Je prends l'exemple d'un film qui a été fait par Frédéric Siaud, et qui s'appelait Chaud Business. C'est cette histoire d'un ancien médecin dont la femme était morte d'un cancer dans le pays de Loire. Il a mis sa femme dans un frigo. Et il y avait une émission qui s'appelle Mystère (sur TF1), qui a fait un film parfaitement complaisant, où ce monsieur est paré des vertus des grands scientifiques, alors que le corps de sa femme est conservé à -40°C, c'est-à-dire qu'il n'y a aucune chance qu'on puisse en faire quoique ce soit un jour. Ce type est présenté dans cette émission comme un scientifique qui fait avancer la science en conservant le corps de sa femme qu'il espère ressusciter un jour. Et Strip-Tease a montré ça aussi. Mais on s'appesantit fort peu sur cette histoire macabre. Par contre, ce qu'on montre, c'est l'association de ce médecin avec un Tour Opérateur et la manière dont il gagne de l'argent en faisant visiter ce frigo à une foultitude de manants, de touristes venant de partout, qu'on fait chanter, à qui on fait boire du vin de Loire, manger du foie gras puis qu'on emmène dans la cave visiter Madame. Ce film qui aurait pu n'être qu'anecdotique, démonte, en fait, un truc à la limite de l'escroquerie et qui correspond assez bien au fonctionnement de l'époque.
Dans les neuf dixièmes des sujets de Strip-Tease, il y a quand même une vision "sociale" de la société, pas une vision militante mais sociale, qui permet de réfléchir sur les fondements, les mécanismes de l'exploitation, de l'injustice, des choses comme ça.


Tout à l'heure, vous disiez avoir peu montré les films de Strip-Tease dans les festivals de courts métrages. Vous avez donc eu une démarche vers le grand écran. Pourquoi ne pas avoir continué ?
Quand on a lancé l'émission pour la faire connaître, on a envoyé des films à un certain nombre de festivals. On a remporté un certain nombre de prix... mais les courts métrages passent un peu inaperçus et puis c'est presqu'un métier de courir les festivals, c'est un travail à temps plein pour la personne qui s'occupe de ça. Et la reconnaissance avec un grand 'R', ce n'est pas notre obsession. Il y a tant de festivals qu’il est presque difficile de ne pas obtenir un prix un jour ou l’autre. J'avais d'ailleurs, à un moment, l'envie de faire un catalogue, non pas des villes où il y a des festivals, mais des villes où il n'y en a pas; ce qui aurait été infiniment plus facile à faire...
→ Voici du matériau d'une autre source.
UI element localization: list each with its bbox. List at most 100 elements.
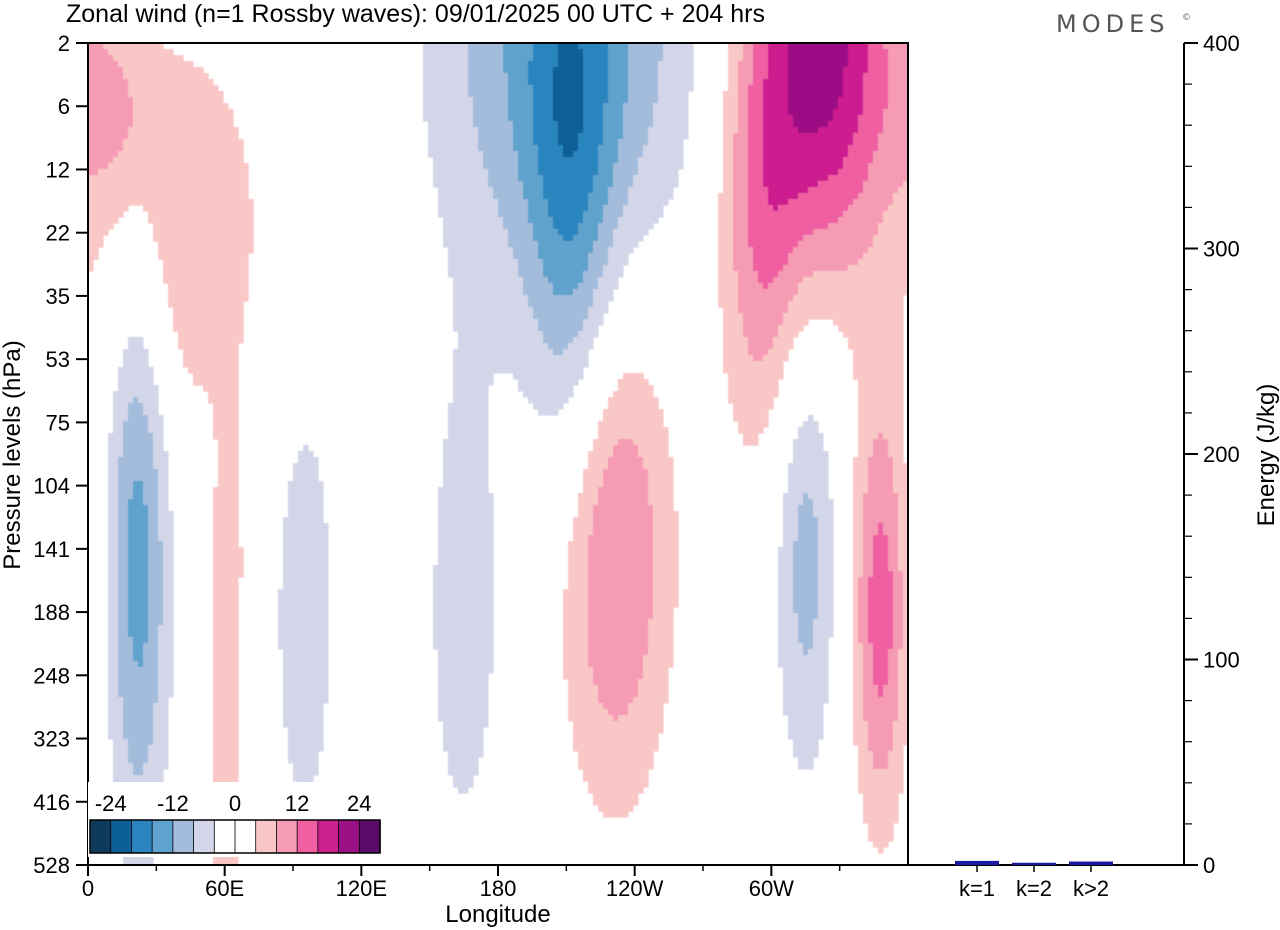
heatmap-cell — [773, 211, 779, 218]
heatmap-cell — [843, 139, 849, 146]
heatmap-cell — [628, 181, 634, 188]
heatmap-cell — [173, 181, 179, 188]
heatmap-cell — [468, 241, 474, 248]
heatmap-cell — [788, 133, 794, 140]
heatmap-cell — [598, 91, 604, 98]
heatmap-cell — [758, 127, 764, 134]
heatmap-cell — [448, 247, 454, 254]
heatmap-cell — [728, 67, 734, 74]
heatmap-cell — [643, 169, 649, 176]
heatmap-cell — [438, 157, 444, 164]
heatmap-cell — [623, 73, 629, 80]
heatmap-cell — [723, 235, 729, 242]
heatmap-cell — [88, 109, 94, 116]
heatmap-cell — [578, 79, 584, 86]
heatmap-cell — [848, 103, 854, 110]
heatmap-cell — [828, 49, 834, 56]
heatmap-cell — [888, 193, 894, 200]
heatmap-cell — [793, 55, 799, 62]
heatmap-cell — [548, 181, 554, 188]
heatmap-cell — [183, 115, 189, 122]
heatmap-cell — [743, 79, 749, 86]
heatmap-cell — [833, 61, 839, 68]
heatmap-cell — [853, 91, 859, 98]
heatmap-cell — [868, 181, 874, 188]
heatmap-cell — [863, 229, 869, 236]
heatmap-cell — [753, 319, 759, 326]
heatmap-cell — [233, 181, 239, 188]
heatmap-cell — [863, 259, 869, 266]
heatmap-cell — [533, 157, 539, 164]
heatmap-cell — [478, 151, 484, 158]
heatmap-cell — [458, 253, 464, 260]
heatmap-cell — [513, 193, 519, 200]
heatmap-cell — [663, 145, 669, 152]
heatmap-cell — [723, 121, 729, 128]
heatmap-cell — [813, 49, 819, 56]
heatmap-cell — [763, 115, 769, 122]
heatmap-cell — [468, 181, 474, 188]
heatmap-cell — [878, 121, 884, 128]
heatmap-cell — [893, 193, 899, 200]
heatmap-cell — [488, 265, 494, 272]
heatmap-cell — [798, 307, 804, 314]
heatmap-cell — [513, 79, 519, 86]
heatmap-cell — [593, 67, 599, 74]
heatmap-cell — [508, 109, 514, 116]
heatmap-cell — [628, 139, 634, 146]
heatmap-cell — [503, 265, 509, 272]
heatmap-cell — [728, 85, 734, 92]
heatmap-cell — [743, 145, 749, 152]
heatmap-cell — [478, 277, 484, 284]
heatmap-cell — [218, 97, 224, 104]
heatmap-cell — [478, 133, 484, 140]
heatmap-cell — [583, 271, 589, 278]
heatmap-cell — [858, 91, 864, 98]
heatmap-cell — [898, 253, 904, 260]
heatmap-cell — [88, 97, 94, 104]
heatmap-cell — [568, 79, 574, 86]
heatmap-cell — [728, 307, 734, 314]
heatmap-cell — [793, 127, 799, 134]
heatmap-cell — [658, 79, 664, 86]
heatmap-cell — [633, 43, 639, 50]
heatmap-cell — [568, 259, 574, 266]
heatmap-cell — [788, 283, 794, 290]
heatmap-cell — [503, 253, 509, 260]
heatmap-cell — [138, 181, 144, 188]
heatmap-cell — [168, 109, 174, 116]
heatmap-cell — [458, 73, 464, 80]
heatmap-cell — [763, 187, 769, 194]
heatmap-cell — [848, 259, 854, 266]
heatmap-cell — [668, 187, 674, 194]
heatmap-cell — [153, 217, 159, 224]
heatmap-cell — [848, 211, 854, 218]
heatmap-cell — [643, 199, 649, 206]
heatmap-cell — [733, 181, 739, 188]
heatmap-cell — [553, 223, 559, 230]
heatmap-cell — [773, 145, 779, 152]
heatmap-cell — [643, 223, 649, 230]
heatmap-cell — [768, 127, 774, 134]
heatmap-cell — [828, 217, 834, 224]
heatmap-cell — [773, 109, 779, 116]
heatmap-cell — [833, 151, 839, 158]
heatmap-cell — [778, 193, 784, 200]
heatmap-cell — [103, 163, 109, 170]
heatmap-cell — [218, 277, 224, 284]
heatmap-cell — [173, 55, 179, 62]
heatmap-cell — [513, 91, 519, 98]
heatmap-cell — [193, 295, 199, 302]
heatmap-cell — [808, 109, 814, 116]
heatmap-cell — [798, 127, 804, 134]
heatmap-cell — [123, 151, 129, 158]
heatmap-cell — [878, 205, 884, 212]
heatmap-cell — [243, 223, 249, 230]
heatmap-cell — [558, 97, 564, 104]
heatmap-cell — [878, 307, 884, 314]
heatmap-cell — [848, 241, 854, 248]
heatmap-cell — [88, 121, 94, 128]
heatmap-cell — [463, 115, 469, 122]
heatmap-cell — [138, 109, 144, 116]
heatmap-cell — [158, 199, 164, 206]
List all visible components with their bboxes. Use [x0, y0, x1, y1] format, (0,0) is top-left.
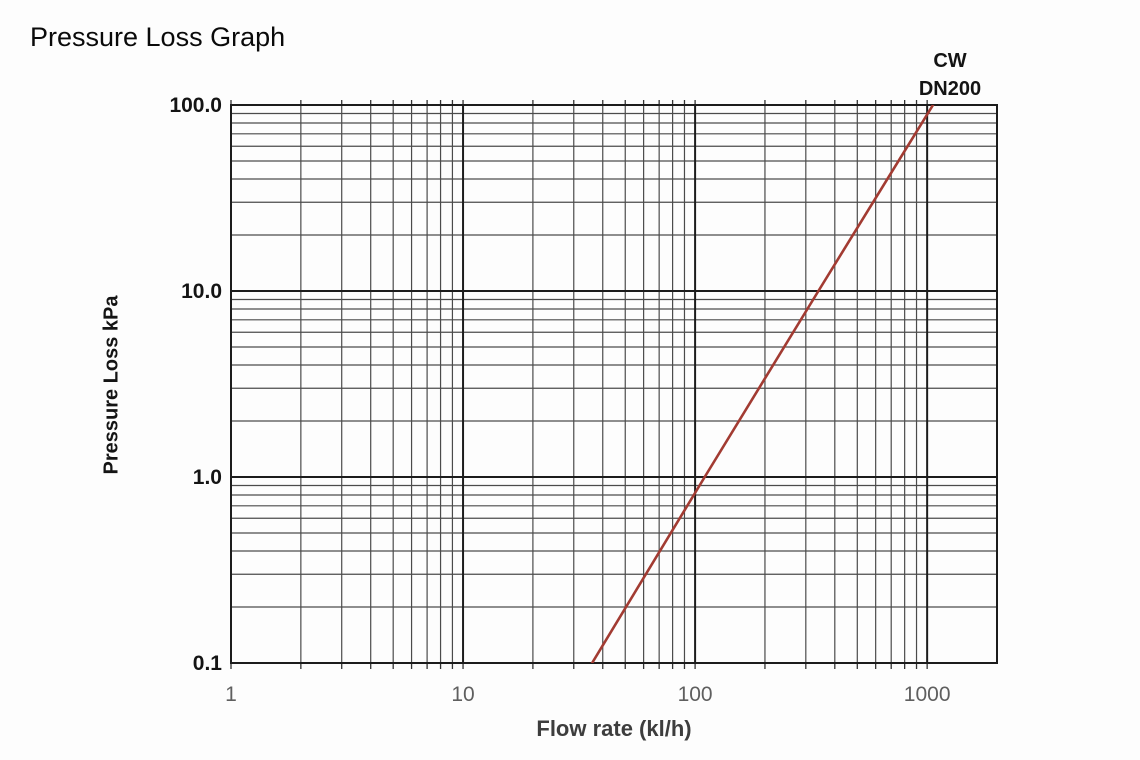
y-tick-label: 0.1 — [193, 652, 223, 675]
y-axis-label: Pressure Loss kPa — [100, 295, 123, 475]
x-tick-label: 1 — [225, 683, 237, 706]
x-tick-label: 100 — [678, 683, 713, 706]
legend: CW DN200 — [919, 47, 981, 103]
page-title: Pressure Loss Graph — [30, 22, 286, 52]
legend-series-name-line1: CW — [933, 50, 967, 72]
legend-series-name-line2: DN200 — [918, 78, 982, 100]
x-tick-label: 1000 — [904, 683, 951, 706]
y-tick-label: 10.0 — [181, 280, 222, 303]
x-tick-label: 10 — [451, 683, 474, 706]
plot-frame — [230, 104, 998, 664]
x-axis-label: Flow rate (kl/h) — [536, 716, 692, 741]
y-tick-label: 1.0 — [193, 466, 222, 489]
series-line-cw-dn200 — [590, 105, 935, 663]
y-tick-label: 100.0 — [169, 94, 222, 117]
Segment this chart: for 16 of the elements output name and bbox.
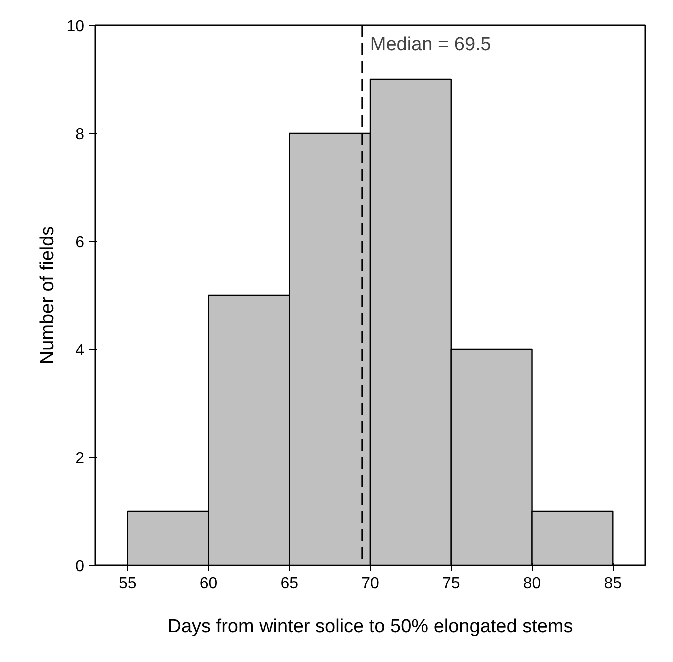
x-axis-title: Days from winter solice to 50% elongated stems (168, 616, 574, 638)
y-axis-title: Number of fields (38, 226, 59, 365)
ref-line-label: Median = 69.5 (370, 34, 492, 56)
y-tick-label: 6 (76, 234, 85, 252)
x-tick-label: 65 (280, 576, 299, 592)
x-tick-label: 80 (523, 576, 542, 592)
x-tick-label: 70 (362, 576, 380, 592)
x-tick-label: 75 (442, 576, 460, 592)
x-tick-label: 60 (200, 576, 218, 592)
y-tick-label: 0 (76, 558, 85, 576)
y-tick-label: 2 (76, 450, 85, 468)
x-tick-label: 55 (118, 576, 137, 592)
y-tick-label: 4 (76, 342, 85, 360)
y-tick-label: 8 (76, 126, 85, 144)
x-tick-label: 85 (604, 576, 622, 592)
y-tick-label: 10 (66, 18, 85, 36)
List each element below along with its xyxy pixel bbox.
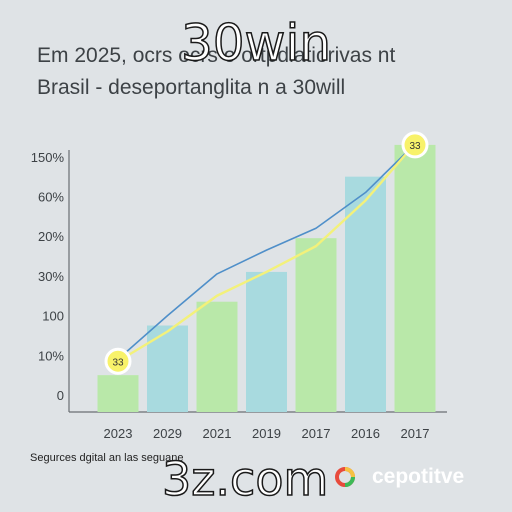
watermark-domain: 3z.com — [161, 451, 329, 507]
headline-line-1: Em 2025, ocrs ocrs o ortpdiatiorivas nt — [37, 44, 396, 67]
marker-dot — [401, 131, 429, 159]
x-tick-label: 2023 — [104, 426, 133, 441]
bar — [147, 325, 188, 412]
marker-dot — [104, 347, 132, 375]
headline: Em 2025, ocrs ocrs o ortpdiatiorivas nt … — [37, 40, 497, 104]
headline-line-2: Brasil - deseportanglita n a 30will — [37, 76, 346, 99]
brand-name: cepotitve — [372, 465, 465, 488]
footer-text: Segurces dgital an las seguane — [30, 452, 184, 464]
x-tick-label: 2017 — [302, 426, 331, 441]
y-tick-label: 10% — [38, 348, 64, 363]
watermark-top: 30win — [180, 13, 332, 73]
x-tick-label: 2019 — [252, 426, 281, 441]
bar — [394, 144, 436, 412]
marker: 33 — [401, 131, 429, 159]
y-tick-label: 150% — [31, 150, 65, 165]
x-tick-label: 2017 — [401, 426, 430, 441]
markers: 33 33 — [104, 131, 429, 375]
y-tick-label: 0 — [57, 388, 64, 403]
x-tick-label: 2016 — [351, 426, 380, 441]
bar — [295, 238, 337, 412]
bar — [345, 176, 386, 412]
y-tick-label: 60% — [38, 190, 64, 205]
logo-arc-yellow — [344, 467, 355, 478]
bar — [246, 271, 287, 412]
x-axis-labels: 2023 2029 2021 2019 2017 2016 2017 — [104, 426, 430, 441]
marker-label: 33 — [112, 357, 124, 368]
logo-arc-green — [344, 476, 355, 487]
bars — [97, 144, 436, 412]
y-tick-label: 30% — [38, 269, 64, 284]
bar — [196, 301, 238, 412]
y-tick-label: 100 — [42, 309, 64, 324]
trend-lines — [117, 144, 415, 363]
brand-logo-icon — [335, 467, 355, 487]
x-tick-label: 2021 — [203, 426, 232, 441]
x-tick-label: 2029 — [153, 426, 182, 441]
trend-line-yellow — [117, 144, 415, 363]
y-axis-labels: 0 10% 100 30% 20% 60% 150% — [31, 150, 65, 403]
y-tick-label: 20% — [38, 229, 64, 244]
marker: 33 — [104, 347, 132, 375]
trend-line-blue — [117, 144, 415, 360]
bar — [97, 375, 139, 412]
marker-label: 33 — [409, 141, 421, 152]
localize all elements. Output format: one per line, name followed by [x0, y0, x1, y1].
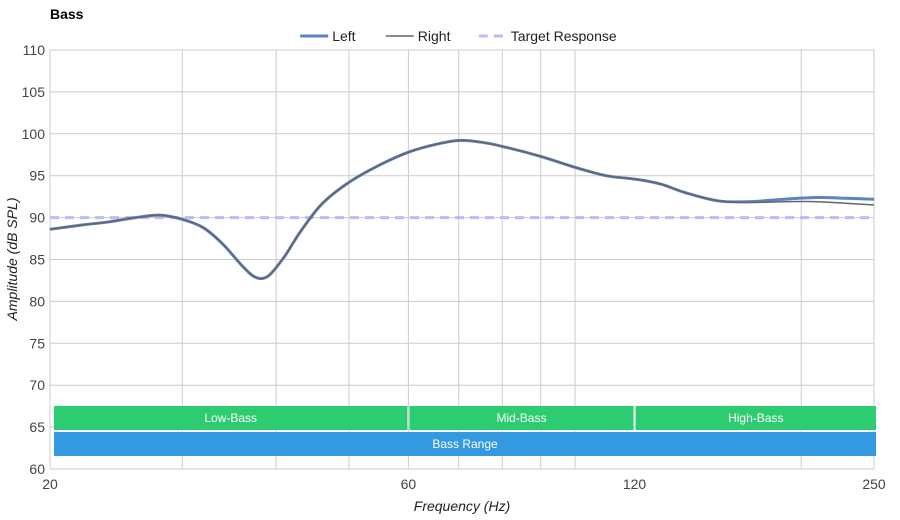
low-bass-band	[54, 406, 408, 430]
x-tick-label: 120	[623, 476, 647, 492]
series-left-line	[49, 138, 875, 281]
y-tick-label: 100	[22, 126, 46, 142]
y-tick-label: 85	[29, 252, 45, 268]
x-axis-label: Frequency (Hz)	[414, 498, 510, 514]
y-tick-label: 70	[29, 377, 45, 393]
x-tick-labels: 20 60 120 250	[42, 476, 886, 492]
high-bass-band-label: High-Bass	[728, 411, 783, 425]
high-bass-band	[635, 406, 876, 430]
plot-border	[49, 49, 875, 470]
legend: Left Right Target Response	[300, 28, 617, 44]
x-tick-label: 20	[42, 476, 58, 492]
series-right-line	[49, 139, 875, 280]
y-tick-label: 110	[23, 42, 46, 58]
y-tick-label: 60	[29, 461, 45, 477]
bass-range-band-label: Bass Range	[432, 437, 498, 451]
y-tick-label: 105	[22, 84, 46, 100]
legend-label-right: Right	[418, 28, 451, 44]
y-axis-label: Amplitude (dB SPL)	[4, 198, 20, 322]
series-lines	[49, 138, 875, 281]
x-tick-label: 250	[862, 476, 886, 492]
bass-range-band	[54, 432, 876, 456]
y-tick-label: 65	[29, 419, 45, 435]
y-tick-labels: 60 65 70 75 80 85 90 95 100 105 110	[22, 42, 46, 477]
x-tick-label: 60	[401, 476, 417, 492]
frequency-bands: Low-Bass Mid-Bass High-Bass Bass Range	[54, 406, 876, 456]
y-tick-label: 90	[29, 210, 45, 226]
legend-label-left: Left	[332, 28, 355, 44]
legend-label-target-response: Target Response	[511, 28, 617, 44]
mid-bass-band-label: Mid-Bass	[496, 411, 546, 425]
low-bass-band-label: Low-Bass	[204, 411, 257, 425]
y-tick-label: 75	[29, 335, 45, 351]
y-tick-label: 95	[29, 168, 45, 184]
y-tick-label: 80	[29, 293, 45, 309]
chart-title: Bass	[50, 6, 84, 22]
mid-bass-band	[409, 406, 634, 430]
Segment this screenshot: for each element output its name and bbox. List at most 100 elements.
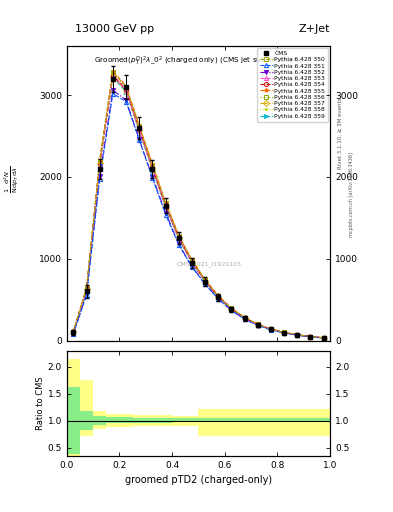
Pythia 6.428 350 bbox=[97, 158, 102, 164]
Pythia 6.428 353 bbox=[137, 126, 141, 133]
Text: Z+Jet: Z+Jet bbox=[299, 24, 330, 34]
Pythia 6.428 356 bbox=[124, 84, 129, 90]
Pythia 6.428 351 bbox=[203, 281, 208, 287]
Pythia 6.428 357 bbox=[255, 322, 260, 328]
Pythia 6.428 355 bbox=[268, 326, 273, 332]
Pythia 6.428 359 bbox=[163, 204, 168, 210]
Pythia 6.428 354 bbox=[124, 87, 129, 93]
Pythia 6.428 353 bbox=[97, 161, 102, 167]
Pythia 6.428 354 bbox=[150, 164, 155, 170]
Pythia 6.428 350 bbox=[229, 305, 234, 311]
Pythia 6.428 353 bbox=[110, 73, 115, 79]
Pythia 6.428 355 bbox=[255, 321, 260, 327]
Pythia 6.428 353 bbox=[268, 326, 273, 332]
Pythia 6.428 359 bbox=[150, 166, 155, 173]
Line: Pythia 6.428 354: Pythia 6.428 354 bbox=[71, 73, 326, 340]
Pythia 6.428 351 bbox=[242, 316, 247, 322]
Pythia 6.428 358 bbox=[282, 330, 286, 336]
Pythia 6.428 356 bbox=[295, 332, 299, 338]
Pythia 6.428 351 bbox=[189, 264, 194, 270]
Pythia 6.428 357 bbox=[229, 306, 234, 312]
Pythia 6.428 356 bbox=[268, 326, 273, 332]
Pythia 6.428 351 bbox=[255, 323, 260, 329]
Pythia 6.428 351 bbox=[150, 175, 155, 181]
Pythia 6.428 356 bbox=[308, 333, 313, 339]
Pythia 6.428 351 bbox=[295, 332, 299, 338]
Pythia 6.428 355 bbox=[71, 328, 76, 334]
Pythia 6.428 350 bbox=[189, 258, 194, 264]
Pythia 6.428 350 bbox=[295, 332, 299, 338]
Pythia 6.428 352 bbox=[321, 335, 326, 341]
Pythia 6.428 354 bbox=[268, 326, 273, 332]
Pythia 6.428 354 bbox=[321, 335, 326, 341]
Pythia 6.428 353 bbox=[321, 335, 326, 341]
Pythia 6.428 355 bbox=[282, 329, 286, 335]
Pythia 6.428 359 bbox=[282, 330, 286, 336]
Pythia 6.428 355 bbox=[150, 161, 155, 167]
Pythia 6.428 355 bbox=[321, 335, 326, 341]
Pythia 6.428 355 bbox=[163, 199, 168, 205]
Pythia 6.428 357 bbox=[176, 235, 181, 241]
Pythia 6.428 353 bbox=[124, 87, 129, 93]
Pythia 6.428 350 bbox=[84, 285, 89, 291]
Pythia 6.428 354 bbox=[229, 306, 234, 312]
Pythia 6.428 355 bbox=[189, 257, 194, 263]
Pythia 6.428 359 bbox=[137, 128, 141, 134]
Pythia 6.428 350 bbox=[255, 321, 260, 327]
Pythia 6.428 359 bbox=[229, 306, 234, 312]
Pythia 6.428 355 bbox=[97, 157, 102, 163]
Pythia 6.428 351 bbox=[124, 99, 129, 105]
Pythia 6.428 358 bbox=[203, 279, 208, 285]
Pythia 6.428 358 bbox=[216, 294, 220, 300]
Pythia 6.428 352 bbox=[110, 87, 115, 93]
Line: Pythia 6.428 358: Pythia 6.428 358 bbox=[71, 75, 326, 340]
Pythia 6.428 357 bbox=[150, 165, 155, 172]
Pythia 6.428 352 bbox=[97, 173, 102, 179]
Text: $\frac{1}{\mathrm{N}}\frac{\mathrm{d}^2N}{\mathrm{d}p_T\,\mathrm{d}\lambda}$: $\frac{1}{\mathrm{N}}\frac{\mathrm{d}^2N… bbox=[3, 165, 21, 193]
Pythia 6.428 351 bbox=[268, 327, 273, 333]
Pythia 6.428 351 bbox=[216, 296, 220, 302]
Line: Pythia 6.428 359: Pythia 6.428 359 bbox=[71, 75, 326, 340]
Pythia 6.428 359 bbox=[321, 335, 326, 341]
Pythia 6.428 352 bbox=[137, 136, 141, 142]
Pythia 6.428 353 bbox=[163, 203, 168, 209]
Pythia 6.428 354 bbox=[97, 160, 102, 166]
Pythia 6.428 359 bbox=[242, 315, 247, 322]
Pythia 6.428 356 bbox=[255, 321, 260, 327]
Line: Pythia 6.428 353: Pythia 6.428 353 bbox=[71, 74, 326, 340]
Pythia 6.428 356 bbox=[176, 233, 181, 239]
Pythia 6.428 351 bbox=[137, 137, 141, 143]
Pythia 6.428 356 bbox=[203, 277, 208, 283]
Pythia 6.428 352 bbox=[189, 264, 194, 270]
Pythia 6.428 356 bbox=[242, 314, 247, 321]
Pythia 6.428 352 bbox=[216, 295, 220, 302]
Pythia 6.428 357 bbox=[321, 335, 326, 341]
Pythia 6.428 355 bbox=[242, 314, 247, 321]
Pythia 6.428 352 bbox=[308, 334, 313, 340]
Pythia 6.428 359 bbox=[71, 329, 76, 335]
Pythia 6.428 357 bbox=[84, 286, 89, 292]
Pythia 6.428 359 bbox=[295, 332, 299, 338]
Pythia 6.428 352 bbox=[163, 209, 168, 216]
Pythia 6.428 357 bbox=[282, 330, 286, 336]
Pythia 6.428 352 bbox=[203, 281, 208, 287]
Pythia 6.428 354 bbox=[282, 329, 286, 335]
Pythia 6.428 350 bbox=[110, 69, 115, 75]
Pythia 6.428 358 bbox=[137, 127, 141, 134]
Pythia 6.428 351 bbox=[321, 335, 326, 341]
Pythia 6.428 353 bbox=[203, 278, 208, 284]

Comment expliquez-vous que la reconnaissance doit passer par le grand écran ?
Je crois qu'il y a chez certaines gens, qui ne travaillent qu'à la télévision, l'envie d'être connu comme cinéaste avec un grand C. Il est vrai qu'alors, on parle d’eux dans les pages cinéma des journaux quand ça sort en salle. Si Maryflo avait été fait en Belgique, il aurait été fait en film et il aurait très bien pu sortir dans une salle. Inversement,il y a des projections qui ont été faites en vidéo à la Vidéothèque de Paris et qui ont attiré pas mal de monde. Au demeurant, le fait de passer à la télévision donne une audience au film dont il n'aurait jamais pu rêver en salle. Mais ça ne me déplairait pas qu'il passe en salle, il le supporterait très très bien.


Mais comment expliquez-vous qu'un documentariste soit obligé de passer par le cinéma pour se faire un nom ?
Je ne crois pas qu'il soit obligé de passer par le cinéma. Mais la critique de cinéma ne s'intéresse qu'à ce qui passe en salle.


Il n'y a pas de critique de télévision ?
Il y a une critique de télévision. Je crois qu'un réalisateur de télévision (Karlin, par exemple) existe en tant que réalisateur, indépendamment des salles. Et un film comme Coûte que coûte ne serait sorti qu'à la télévision, que ça ne lui aurait rien ôté de sa valeur.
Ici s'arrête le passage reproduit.